The flavor of Del Rio. It really depends where you are. "In town" feels about like Pocatello if you took away the mountains and added a lot more Mexican and BBQ. There's a mall, but there's not a lot in it as far as we have been told, and a WalMart which is where we went shopping today. Closer to the border, there are areas that feel more like you're in Mexico. The houses are slummier and packed closely together, the roads are dirt, and most people speak Spanish. Then, there's the airforce base which has it's own flavor. I imagine it's about the same as Wright Patterson with government issue housing with tile floors and lots of rules about what you can and can't do and when and where. A lot of the members of the 1st branch are young families from the airforce base, and I've been told the turn over is pretty quick because of that. There's also the regular residential part of town, and further out of our area, there are ranch style homes spaced far apart on large pieces of dusty, cactusy property. The biggest problem we have with our investigators is church attendance. Growing up Catholic by inheritance but not belief, most people love their families, but just don't get what that has to do with them going to church. Catholicism is also the most common and convenient excuse not to listen to the missionaries.
This week at church, we actually had three investigators!! We spent a lot of time helping N and her family move on Saturday and packing earlier in the week, and we actually didn't invite them to church, but one of N's member friends had, and since it was Easter, she came and brought all of her kids. Woot woot!! They only stayed for Sacrament meeting, but it was still really great to see them there. We also met a guy on Saturday named F. He's about 5 feet tall, old and wrinkled, and the cutest man alive. He lives alone after the death of his wife about five years ago, and he told us that he loves to hear the word of God. He came and stayed all three hours and I think he made a lot of friends among the members who just scooped him up and showed him what to do.
For Easter Dinner, we were invited over to the W's (a young family on base) and they fed us a delicious dinner and Sister W sent us home with an Easter basket. It was such a fun dinner appointment. We taught their boys about prophets by playing Prophet Says No, Prophet Says Go (Red light, Green light), and then we sang follow the prophet, read a scripture, and talked a little bit about general conference. By the way, I am SOO excited for General Conference. Our big thing is inviting people to invite people to come, because it's a great opportunity for non-members to feel the spirit and see the restoration in action.

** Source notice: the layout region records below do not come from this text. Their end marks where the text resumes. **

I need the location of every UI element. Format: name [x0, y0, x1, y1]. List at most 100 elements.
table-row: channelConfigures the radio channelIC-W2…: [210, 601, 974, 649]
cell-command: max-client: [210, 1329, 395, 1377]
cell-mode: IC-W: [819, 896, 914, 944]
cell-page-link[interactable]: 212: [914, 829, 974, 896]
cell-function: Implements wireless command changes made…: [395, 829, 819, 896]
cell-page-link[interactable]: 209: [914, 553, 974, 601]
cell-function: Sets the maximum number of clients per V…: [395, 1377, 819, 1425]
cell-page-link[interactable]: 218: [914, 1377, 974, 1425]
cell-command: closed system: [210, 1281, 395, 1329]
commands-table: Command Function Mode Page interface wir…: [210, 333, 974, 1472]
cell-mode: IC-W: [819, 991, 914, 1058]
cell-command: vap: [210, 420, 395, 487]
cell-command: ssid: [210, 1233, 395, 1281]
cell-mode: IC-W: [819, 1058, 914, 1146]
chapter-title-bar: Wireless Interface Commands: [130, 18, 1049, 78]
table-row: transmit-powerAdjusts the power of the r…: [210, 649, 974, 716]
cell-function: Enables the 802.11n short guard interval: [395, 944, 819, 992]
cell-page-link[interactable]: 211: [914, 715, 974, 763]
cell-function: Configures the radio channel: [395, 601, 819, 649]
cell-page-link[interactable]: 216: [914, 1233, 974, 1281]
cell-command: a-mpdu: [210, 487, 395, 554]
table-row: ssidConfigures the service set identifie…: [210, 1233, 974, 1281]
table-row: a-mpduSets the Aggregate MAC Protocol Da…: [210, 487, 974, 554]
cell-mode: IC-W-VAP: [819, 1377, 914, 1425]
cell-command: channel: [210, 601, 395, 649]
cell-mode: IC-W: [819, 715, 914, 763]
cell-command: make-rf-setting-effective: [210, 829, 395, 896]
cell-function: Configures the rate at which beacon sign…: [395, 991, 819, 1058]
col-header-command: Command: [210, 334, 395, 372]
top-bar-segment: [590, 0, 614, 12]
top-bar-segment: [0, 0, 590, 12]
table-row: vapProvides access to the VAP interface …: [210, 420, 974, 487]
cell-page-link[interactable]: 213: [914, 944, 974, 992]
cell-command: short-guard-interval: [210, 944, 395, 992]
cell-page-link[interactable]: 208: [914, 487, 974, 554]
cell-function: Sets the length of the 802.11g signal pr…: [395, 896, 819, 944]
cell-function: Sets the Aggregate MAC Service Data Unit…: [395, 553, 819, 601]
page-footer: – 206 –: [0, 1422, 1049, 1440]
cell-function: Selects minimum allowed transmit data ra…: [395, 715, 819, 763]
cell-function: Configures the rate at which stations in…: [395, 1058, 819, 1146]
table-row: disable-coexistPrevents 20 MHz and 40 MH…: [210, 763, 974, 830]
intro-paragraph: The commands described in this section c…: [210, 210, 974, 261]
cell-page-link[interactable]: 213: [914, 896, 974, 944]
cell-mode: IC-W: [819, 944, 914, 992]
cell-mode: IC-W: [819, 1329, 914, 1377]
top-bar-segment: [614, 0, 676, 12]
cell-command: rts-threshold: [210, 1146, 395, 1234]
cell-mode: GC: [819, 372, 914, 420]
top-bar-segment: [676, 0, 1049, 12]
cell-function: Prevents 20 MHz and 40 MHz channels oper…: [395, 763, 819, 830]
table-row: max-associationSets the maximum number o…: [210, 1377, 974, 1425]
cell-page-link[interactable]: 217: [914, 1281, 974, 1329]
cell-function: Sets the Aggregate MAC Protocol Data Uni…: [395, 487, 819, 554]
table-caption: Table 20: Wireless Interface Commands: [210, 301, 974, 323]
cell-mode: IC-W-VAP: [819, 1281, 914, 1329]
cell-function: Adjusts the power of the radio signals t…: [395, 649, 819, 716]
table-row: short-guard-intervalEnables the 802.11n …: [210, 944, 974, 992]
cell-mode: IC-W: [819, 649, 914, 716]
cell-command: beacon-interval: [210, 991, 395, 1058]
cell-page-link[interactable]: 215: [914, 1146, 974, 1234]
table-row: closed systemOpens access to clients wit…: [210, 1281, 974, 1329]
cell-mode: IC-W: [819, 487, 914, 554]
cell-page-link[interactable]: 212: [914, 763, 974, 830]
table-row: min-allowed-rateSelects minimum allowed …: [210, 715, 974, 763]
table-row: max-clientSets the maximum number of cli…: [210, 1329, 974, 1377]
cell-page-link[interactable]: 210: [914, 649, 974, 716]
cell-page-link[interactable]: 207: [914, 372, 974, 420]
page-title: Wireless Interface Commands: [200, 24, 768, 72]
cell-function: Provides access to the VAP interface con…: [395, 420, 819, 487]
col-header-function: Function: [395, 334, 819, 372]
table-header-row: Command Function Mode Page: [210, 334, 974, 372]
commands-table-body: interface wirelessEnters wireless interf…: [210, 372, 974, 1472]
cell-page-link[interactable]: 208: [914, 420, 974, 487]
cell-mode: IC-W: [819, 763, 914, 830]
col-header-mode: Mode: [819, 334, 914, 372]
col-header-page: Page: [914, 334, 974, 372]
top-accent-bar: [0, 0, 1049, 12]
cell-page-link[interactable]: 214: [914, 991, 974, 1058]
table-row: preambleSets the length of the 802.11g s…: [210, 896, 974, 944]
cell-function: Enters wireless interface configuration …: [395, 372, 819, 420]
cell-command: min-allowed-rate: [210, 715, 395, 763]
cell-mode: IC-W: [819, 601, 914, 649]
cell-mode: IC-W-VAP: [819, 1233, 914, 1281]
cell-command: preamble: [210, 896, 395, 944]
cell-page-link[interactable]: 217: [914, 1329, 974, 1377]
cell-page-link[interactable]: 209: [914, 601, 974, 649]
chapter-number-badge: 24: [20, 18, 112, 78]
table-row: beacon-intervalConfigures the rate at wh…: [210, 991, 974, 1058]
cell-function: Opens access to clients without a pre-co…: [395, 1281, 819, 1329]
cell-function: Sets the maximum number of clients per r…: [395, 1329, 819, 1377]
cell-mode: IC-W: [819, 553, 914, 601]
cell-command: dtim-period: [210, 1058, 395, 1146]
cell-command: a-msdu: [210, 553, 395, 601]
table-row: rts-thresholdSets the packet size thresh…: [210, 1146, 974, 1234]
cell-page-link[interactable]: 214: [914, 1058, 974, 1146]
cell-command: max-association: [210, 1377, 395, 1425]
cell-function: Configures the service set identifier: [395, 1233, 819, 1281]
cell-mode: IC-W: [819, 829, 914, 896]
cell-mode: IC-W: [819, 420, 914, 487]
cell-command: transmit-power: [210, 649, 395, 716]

Friday, we had a really cool experience that testified to me that Heavenly Father is mindful of his "lost sheep." We've discovered that as we're contacting, we actually seem to bump into a lot of inactive members as much as we find non-members willing to listen. The other day, we had about two hours and couldn't decide where to knock, but finally settled on Hodge street. The first lady we talked to was named R. She was like "yeah, my daughter got baptized Mormon about 12 years ago, but hasn't been to church in a while. You should come back tomorrow and we can sit down and talk for real." We haven't been able to catch her at home yet because of the Easter holiday, but I'm really hoping we do and that we're able to find out more about her daughter. She didn't want to talk then because she was about to go make dinner. So we kept knocking doors and ended up knocking at a door that looked empty. While we were standing there, the lady in the house next door came outside and was trying to turn off the lights in her car. We weren't quite sure what to do, but we went over and helped her as best we could. She didn't seem like she wanted to talk, but after we figured out how to get her lights off, she walked into the house, wiped fried chicken grease off her hands and invited us in just like that. She sat us down and we talked to her, and out poured this story about how she had lost her son about 5 years ago in an accident and since then, she had just been totally numb to feeling anything. Tears were shed and we testified to her of the power of the Atonement, that when put into action, it has the power to heal her and to help her feel again. Her response was "yeah, I know. I'm Mormon too." What?!?! Hermana B has been in this area for 6 months, knows everyone in every house and had never heard of her before. The craziest thing, is that she doesn't even live in the house we were at. She was just there visiting her granddaughters and we happened to stop by at the right time. Right after she said that, she gave us references of people she wanted us to teach and then her son walked into the house. I had no idea who he was, but Hna. B did. He's also an inactive member, and this whole time she thought he lived in the Elder's area where we aren't allowed to teach. So, I'm not sure what will happen next because Hermana R lives in the Elder's Area, but we'll see if we can't help her out as much as possible.
We taught M and J and A again this week. The lesson went great, but then they didn't come to church, which means we have to move their baptismal date back a week, and that's kind of frustrating, especially because she didn't seem that broken up about it. I'm a littl worried and praying that we don't start losing them, because they're doing so well!!
We also found this really cool guy named A. He's probably about 60, we've taught him twice, both good lessons, and he told us when we asked him to be baptized in the first lesson that he'd had a thought about three months ago that had persisted, that he really needed to be baptized again, but wasn't sure why. So he has a baptismal date too, and from things he told us, I really feel like he has been prepared for this. He told us about dreams he has had where he was told that he needed to be looking for the true church, so he has been, and felt really good about what we taught him. The only problem is, he didn't come to church this week, and we're not sure why. He told us he was nervous about the social aspect of it, and not knowing anybody in the congregation, but we brought some friends for him to our last lesson, and the seemed to hit it off pretty well. It might also be his work schedule. As a plumber, he doesn't make a lot of money, and he said that sometimes he gets called in on Sundays. So that was a little frustrating as well, but we'll keep on him and see if we can't get him baptized yet.
Steven! I know somebody you know!! We were at dinner this week with the Rogers family, and I found out that one of their sons, X, served in the Cleveland mission with you. He says hi. Small world in the church. Even smaller in Del Rio, haha.
I think that's all the biggest news I have for you guys. The title for this week's email comes from one of the hymns in the Spanish hymn book that I love. It means "pleasing to us is the work" and was written by a missionary (possibly not LDS) that was thrown into prison (I think in Chile) as he was preaching. While he was there he wrote this hymn about missionary work. I picked it, because this week I have started to feel more and more that "pleasing to us is the work." I know that feeling will continue to mature right along with my sun tan lines, but I am grateful for a Heavenly Father who has answered my prayers and helped me to feel that when I needed it. The church is true which is why we can testify of it boldly. There's no need to be afraid because the message we have can only bless the people we share it with. I love it. I love being able to teach people how to have happier families, and I learn more and more every day that all of these blessings are given to us only because of the Atonement of our Savior Jesus Christ. I love him for it, and he loves us all right back in return.
I hope you all have a marvelous week. Thank you all for your letters!!